De golpe me imponen la condena de pasar el resto de mis días en una isla desierta y encima restringen de forma drástica (¡oh horror de horrores!) la cantidad de libros que puedo llevar conmigo: tan solo uno. Sin dudarlo un segundo tomo la decisión correcta: llevaré El Quijote.
¿Por qué El Quijote y no otro de los muchos libros maravillosos que pueblan el subyugante mundo de la Literatura? La verdad es que no me resulta difícil explicarlo (y explicármelo), porque he meditado mucho y muy a menudo sobre ello.
El Quijote como obra total
Jorge Luis Borges dijo de Quevedo que éste era más que un escritor una vasta literatura. Pues bien, de El Quijote podemos decir –sin caer en juicio hiperbólico– que más que un libro es una vasta biblioteca. Cierto: allí confluyen todos los géneros de su tiempo: la épica o epopeya, la poesía lírica, la tradición retórica, la poética aristotélica, el teatro renacentista y las diferentes corrientes de la novelística en ciernes, entre las que podríamos destacar la pastoril, la sentimental, la de caballerías, la picaresca y la bizantino-barroca.
Todo lo señalado está en los dos gruesos tomos que conforman la obra de Cervantes. Pero como si esto no fuera ya ofrecer bastante por parte de un libro y su autor, no supusiera ya suficiente atractivo para un ávido lector solitario, El Quijote nos sumerge en un auténtico mundo paralelo, independiente del real, sugerente y riquísimo, pleno de ironía y sentido del humor, que recoge, a la manera de Velázquez en Las Meninas, con abarcadora voracidad barroco-renacentista, la totalidad de lo existente.
El Quijote original se escribe en árabe (por tanto de izquierda a derecha) y Cervantes (que encuentra por causalidad el manuscrito en la Alcaná de Toledo) lo manda a traducir al castellano, reescribiéndose por tanto el texto de derecha a izquierda, de modo que lo que leemos en las páginas concebidas hace ya 415 años por el “manco de Lepanto” es una imagen especular del original, cuyo autor es (como se nos aclara en el Capítulo IX), Cide Hamete Benengeli, historiador arábigo.
Este juego especular de imágenes invertidas se ve enriquecido –de forma continua y ciertamente sabia, lúcida, lúdica y gozosa– a lo largo de toda la obra con la masiva afluencia del perspectivismo: los diferentes puntos de vista narrativos que hacen de El Quijote una obra no homofónica sino rotundamente polifónica.
¿Cuántos narradores hay en El Quijote?
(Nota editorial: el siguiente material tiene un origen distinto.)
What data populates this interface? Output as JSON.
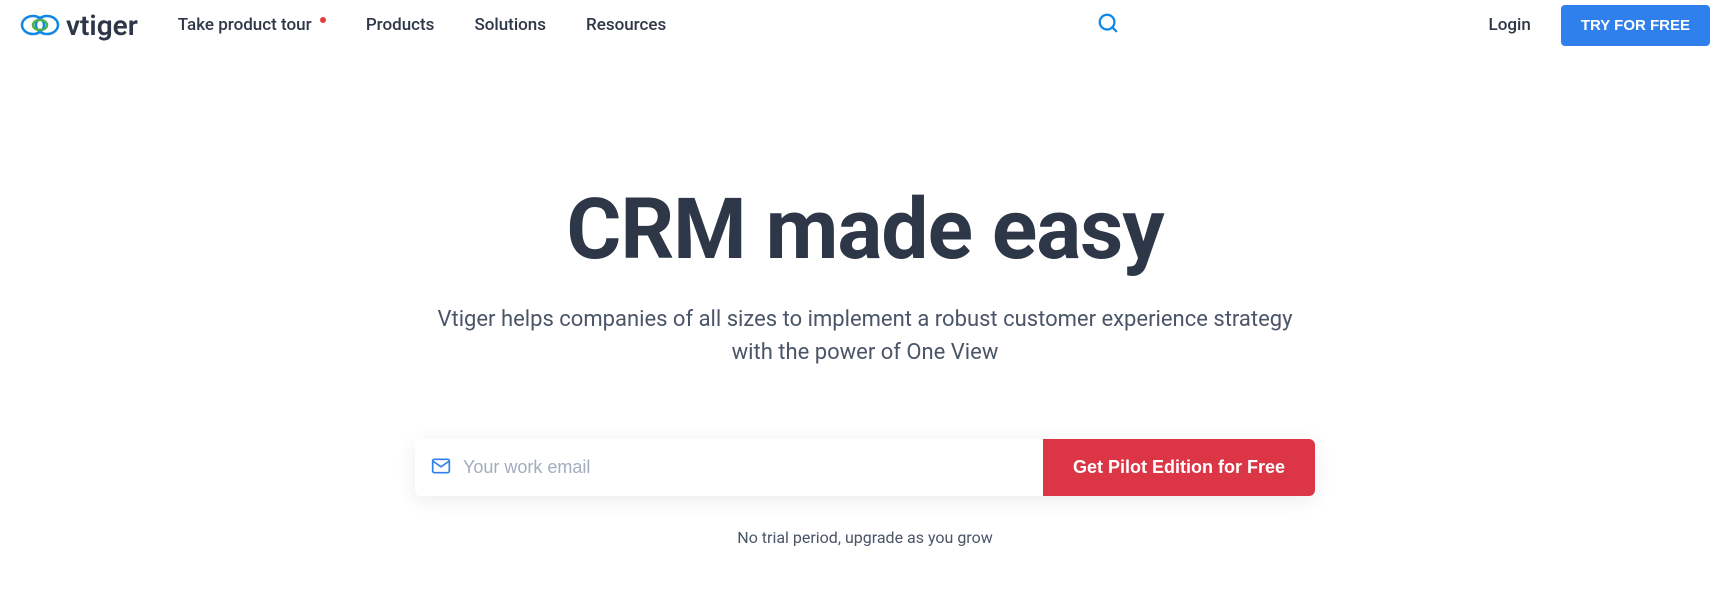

Sin tener en cuenta los de las cuantiosas historias intercaladas –relatos, novelas cortas, dramatizaciones, poesías, razonamientos, diálogos, discursos, sentencias, pensamientos…–, en la novela cervantina conviven numerosos narradores –y, por tanto, muchos y muy variados estilos–: el autor árabe, el traductor y el hispanohablante que encontró el manuscrito en Toledo. Y en el punto extremo de esta auténtica maraña de narradores ni el propio protagonista, Alonso Quijano, sabrá quien cuenta la historia: si un genio o el propio Miguel de Cervantes Saavedra.
Cervantes no se impone límites en la escritura de El Quijote, y a impulsos de la creatividad y la imaginación más extremas, mostrando la más absoluta libertad creadora, deja volar la pluma de forma libérrima y audaz poniendo en pie una ambiciosa composición literaria totalizadora. Realidad y ficción, verdad y mentira se confunden en las páginas de El Quijote. La realidad se cuestiona aquí de forma tan sistemática que termina difuminando por entero sus contornos. ¿Lo que muestran los ojos es lo que parece, es lo real y verdadero o, por el contrario, es solo una engañosa apariencia? Como es de sobra conocido en El Quijote los molinos son gigantes, la vacía de barbero que corona la testa de Alonso Quijano es el yelmo de Mambrino, una porquera del Toboso es la ideal Dulcinea y un apacible rebaño de ovejas un poderoso y temible ejército contra el que el esforzado y aguerrido Caballero de la Triste Figura habrá de combatir ferozmente…
Como las muñecas matrioshkas de la tradición rusa que van encajando una dentro de la otra, El Quijote incorpora la novela dentro de la novela (el propio libro que tenemos en las manos aparece en el escrutinio que hacen el cura y el barbero de la biblioteca del hidalgo manchego, así como alguna otra obra del autor: La Galatea); acoge asimismo al traductor, al propio Cervantes como autor, al lector y, en el colmo de la voluntad totalizante, también (ya en la segunda parte de la obra, sin duda la mejor) la imitación de El Quijote el llamado Quijote de Avellaneda o Quijote apócrifo publicado en Tarragona (Cataluña) el año de 1614 y escrito por Alonso Fernández de Avellaneda, seudónimo de un autor cuya verdadera identidad no se ha podido establecer hasta la fecha.
La creación de la novela moderna
Con El Quijote, Cervantes crea la novela moderna. Lo hace nutriéndose con sabiduría extrema y agudo olfato artístico de cuantos intentos experimentales lo precedieron (las ya señaladas novelas pastoril, sentimental, de caballerías, picaresca, bizantino-barroca), y subvirtiendo todos los géneros en boga a través de la parodia de los mismos. Con ello, Cervantes logra el prodigio artístico de la novela total, que no sólo trascenderá el arte narrativo de su época, sino incluso el cerrado realismo de la novela decimonónica, alcanzando (como si dijéramos “milagrosamente”) a conectar con la novelística de vanguardia del pasado siglo XX.
Este que podría parecer un juicio exagerado no lo es en absoluto. La constante reflexión meta ficcional, la deliberada puesta de manifiesto del carácter literario del texto, los juegos auto irónicos, la intertextualidad (conexiones permanentes con otros discursos y otros textos), etcétera., así lo ponen claramente de manifiesto.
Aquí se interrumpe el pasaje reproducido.